In his hand was a short-bladed object in waxed paper. I recognised it as a turn-screw, of the sort that I had seen at Kandahar. It resembled nothing so much as a powerful corkscrew mounted in a metal frame. In truth, it was used by regimental quartermasters to open the crates of Boxer Mark III cartridge packets. Its condition suggested that it had lain exposed to sun, wind, and rain during the weeks between the battle and the burials at Isandhlwana. Such implements had been commonplace at Maiwand. As a medical officer I had never handled one, but I knew at once what it was. Its purpose was to open tightly screwed War Department crates of cartridge packets, used to re-supply the infantry pouches in battle.
“Surely,” I said, “there must have been any number of these lying about the wagon-park.”
“Indeed there were, doctor. A good number.”
“Is there something remarkable about this one?”
“Just one thing. These screw-drivers and the broken remains of the very few ammunition boxes that had been forcibly opened were examined by three artificers at Woolwich Arsenal under Captain Sellon’s supervision. The men who undertook the examination were sworn to secrecy. In any case, they were not told why they were doing it. The whole business was so sensitive that each man was required to sign a draft of the proposed official secrecy legislation, binding him to silence on pain of fourteen years’ imprisonment.”
“And the result?” Sherlock Holmes inquired laconically.
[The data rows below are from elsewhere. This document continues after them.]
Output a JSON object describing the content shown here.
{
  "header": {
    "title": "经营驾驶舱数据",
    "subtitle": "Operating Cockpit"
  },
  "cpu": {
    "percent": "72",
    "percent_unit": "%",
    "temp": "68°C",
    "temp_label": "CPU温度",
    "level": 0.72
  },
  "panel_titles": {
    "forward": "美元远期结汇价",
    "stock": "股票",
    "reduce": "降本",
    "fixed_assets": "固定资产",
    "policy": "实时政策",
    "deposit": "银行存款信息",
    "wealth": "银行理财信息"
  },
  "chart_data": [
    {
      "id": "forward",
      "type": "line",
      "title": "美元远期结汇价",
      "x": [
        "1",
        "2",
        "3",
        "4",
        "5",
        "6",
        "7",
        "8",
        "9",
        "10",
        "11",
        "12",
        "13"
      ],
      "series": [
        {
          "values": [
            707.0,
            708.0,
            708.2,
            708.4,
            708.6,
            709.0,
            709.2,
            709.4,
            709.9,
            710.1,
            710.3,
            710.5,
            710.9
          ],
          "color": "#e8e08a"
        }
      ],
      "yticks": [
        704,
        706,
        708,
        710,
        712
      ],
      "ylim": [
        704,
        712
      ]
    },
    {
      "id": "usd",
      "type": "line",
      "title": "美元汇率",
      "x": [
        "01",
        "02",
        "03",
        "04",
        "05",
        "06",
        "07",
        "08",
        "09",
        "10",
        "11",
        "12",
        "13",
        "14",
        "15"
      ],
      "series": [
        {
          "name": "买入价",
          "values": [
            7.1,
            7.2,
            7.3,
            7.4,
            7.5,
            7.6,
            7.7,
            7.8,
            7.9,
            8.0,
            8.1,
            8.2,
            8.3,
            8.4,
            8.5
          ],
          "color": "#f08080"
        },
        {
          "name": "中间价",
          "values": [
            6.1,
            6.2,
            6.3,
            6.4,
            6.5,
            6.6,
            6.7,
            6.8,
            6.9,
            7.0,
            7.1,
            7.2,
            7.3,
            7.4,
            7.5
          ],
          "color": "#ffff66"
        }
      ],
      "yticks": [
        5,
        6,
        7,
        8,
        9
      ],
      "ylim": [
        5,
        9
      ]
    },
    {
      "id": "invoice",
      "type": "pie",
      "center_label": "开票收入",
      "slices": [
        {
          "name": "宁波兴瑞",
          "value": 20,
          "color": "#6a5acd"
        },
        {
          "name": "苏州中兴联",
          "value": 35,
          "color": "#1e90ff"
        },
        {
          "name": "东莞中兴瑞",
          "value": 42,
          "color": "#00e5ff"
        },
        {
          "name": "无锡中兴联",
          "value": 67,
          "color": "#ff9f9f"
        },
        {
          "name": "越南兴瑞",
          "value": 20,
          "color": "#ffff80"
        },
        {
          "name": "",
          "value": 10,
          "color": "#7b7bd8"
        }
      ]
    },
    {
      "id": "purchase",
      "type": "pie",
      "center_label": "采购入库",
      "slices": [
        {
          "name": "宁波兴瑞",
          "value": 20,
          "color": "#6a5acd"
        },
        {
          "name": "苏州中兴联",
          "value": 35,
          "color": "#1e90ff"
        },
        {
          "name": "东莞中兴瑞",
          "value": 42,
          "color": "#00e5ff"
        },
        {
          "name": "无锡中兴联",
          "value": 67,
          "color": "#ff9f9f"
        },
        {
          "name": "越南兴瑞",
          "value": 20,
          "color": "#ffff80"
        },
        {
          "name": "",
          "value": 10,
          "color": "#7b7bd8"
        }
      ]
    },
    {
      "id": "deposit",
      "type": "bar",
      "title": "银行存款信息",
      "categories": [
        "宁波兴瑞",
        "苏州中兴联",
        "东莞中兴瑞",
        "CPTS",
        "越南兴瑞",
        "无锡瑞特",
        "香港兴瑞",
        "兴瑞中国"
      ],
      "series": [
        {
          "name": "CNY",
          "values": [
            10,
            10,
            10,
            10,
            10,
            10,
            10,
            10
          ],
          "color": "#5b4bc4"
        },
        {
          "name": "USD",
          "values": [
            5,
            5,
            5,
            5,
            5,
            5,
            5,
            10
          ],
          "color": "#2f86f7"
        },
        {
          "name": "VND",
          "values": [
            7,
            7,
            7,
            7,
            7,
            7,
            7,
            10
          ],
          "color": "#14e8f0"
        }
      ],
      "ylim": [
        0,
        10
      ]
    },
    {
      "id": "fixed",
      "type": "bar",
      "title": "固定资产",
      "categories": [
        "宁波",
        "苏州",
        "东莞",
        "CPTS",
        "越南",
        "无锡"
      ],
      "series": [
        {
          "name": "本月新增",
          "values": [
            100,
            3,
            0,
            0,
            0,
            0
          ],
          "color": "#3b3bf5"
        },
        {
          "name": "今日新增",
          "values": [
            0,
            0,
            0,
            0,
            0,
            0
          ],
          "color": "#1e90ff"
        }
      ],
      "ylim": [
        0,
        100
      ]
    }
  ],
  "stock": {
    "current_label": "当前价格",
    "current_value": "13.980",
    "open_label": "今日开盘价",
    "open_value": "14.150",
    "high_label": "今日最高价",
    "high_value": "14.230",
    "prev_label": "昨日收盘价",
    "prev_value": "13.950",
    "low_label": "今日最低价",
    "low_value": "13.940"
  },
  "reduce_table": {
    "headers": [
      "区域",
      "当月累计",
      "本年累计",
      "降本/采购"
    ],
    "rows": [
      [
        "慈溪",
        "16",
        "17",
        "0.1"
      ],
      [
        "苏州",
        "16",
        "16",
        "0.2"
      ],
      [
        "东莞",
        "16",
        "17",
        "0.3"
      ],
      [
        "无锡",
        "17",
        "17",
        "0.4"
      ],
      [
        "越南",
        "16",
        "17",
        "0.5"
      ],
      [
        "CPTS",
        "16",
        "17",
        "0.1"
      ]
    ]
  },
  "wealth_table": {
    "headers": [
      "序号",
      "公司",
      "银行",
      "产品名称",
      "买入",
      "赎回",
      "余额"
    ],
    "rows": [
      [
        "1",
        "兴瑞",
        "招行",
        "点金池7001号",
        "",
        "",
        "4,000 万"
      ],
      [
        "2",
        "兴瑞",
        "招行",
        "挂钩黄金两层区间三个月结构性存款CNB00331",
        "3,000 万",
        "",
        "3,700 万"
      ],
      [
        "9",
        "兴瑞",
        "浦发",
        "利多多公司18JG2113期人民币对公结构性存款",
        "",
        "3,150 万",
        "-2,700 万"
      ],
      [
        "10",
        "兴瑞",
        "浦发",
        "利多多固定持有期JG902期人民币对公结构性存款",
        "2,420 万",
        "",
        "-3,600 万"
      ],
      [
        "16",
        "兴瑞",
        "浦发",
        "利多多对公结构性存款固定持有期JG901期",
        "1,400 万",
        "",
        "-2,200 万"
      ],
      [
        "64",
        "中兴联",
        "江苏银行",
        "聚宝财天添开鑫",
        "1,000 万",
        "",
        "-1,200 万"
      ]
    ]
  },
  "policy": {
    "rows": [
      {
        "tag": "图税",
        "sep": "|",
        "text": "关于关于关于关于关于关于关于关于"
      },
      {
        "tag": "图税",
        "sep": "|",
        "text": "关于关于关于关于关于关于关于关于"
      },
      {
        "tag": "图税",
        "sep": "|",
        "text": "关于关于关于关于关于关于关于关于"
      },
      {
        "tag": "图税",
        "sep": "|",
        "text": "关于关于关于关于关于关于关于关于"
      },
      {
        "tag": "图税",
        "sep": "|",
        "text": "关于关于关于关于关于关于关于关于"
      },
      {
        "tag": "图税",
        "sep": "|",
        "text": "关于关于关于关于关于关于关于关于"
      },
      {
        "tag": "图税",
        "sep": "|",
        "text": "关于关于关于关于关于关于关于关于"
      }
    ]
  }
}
“When the blades of the discarded turn-screws were microscopically examined, they naturally bore signs of rust and encrustation from exposure for a few months. Yet most had never been used. They had been thrown down as useless at a time when the riflemen on the perimeter were crying out for ammunition. There was not the smallest abrasion on many of these blades consistent with having locked into the screws of the crates. Why were the quartermasters not pouring out a constant stream of cartridge packets to supply the ammunition runners? Why were a few of the crates laboriously forced open by bayonets and even smashed open by rocks? Others were left screwed down and abandoned. You see?”
“The wrong turn-screws?”
Mycroft nodded his large head mournfully.
“Can you wonder that the message in Colonel Pulleine’s last note is one of treachery? Nor was that all. The two great faults with Boxer cartridges for these rifles was a tendency to absorb damp easily or for the bullet to fall out of its case before loading, in either event jamming the weapon. The Intelligence Branch of the Quartermaster-General’s Department has inquired into this. So has Colonel Redvers Buller, VC. The handfuls of abandoned bullets that Joshua Sellon gathered in from the battlefield had been rendered useless. The answer to the riddle of defeat was in his possession. Someone decided he must pay for that information with his life. Will that do?”
This seemed too much to me.
“The ammunition train was tampered with?”
“That is your choice of language, doctor. I might have doubted, until Sellon was found with a bullet in his brain. His silence was ensured at so high a price.”
We stared at one another while a detachment of the Life Guards crossed the Parade, helmets bright in the sun, to take up duty on Palace Guard.
“I’ll be revenged on the whole pack of you,” I said presently.
“I beg your pardon, doctor?”
“It is probably nothing, Sir Mycroft. Merely a form of vengeance that someone known to Joshua Sellon once promised to take upon the world.”
But Mycroft Holmes had caught my every word, and it showed in his face. He gave a heavy sigh.
“Since you know so much, you had both of you better come with me,” he said, pushing himself up from his chair. “Come and look at the evidence. This may get worse. Much worse. I suppose I must either trust you both entirely or not at all. I hope, dear Brother, I shall not regret it in your case. And bring that abomination in the hatbox with you. The Welshmen will want their hero back.”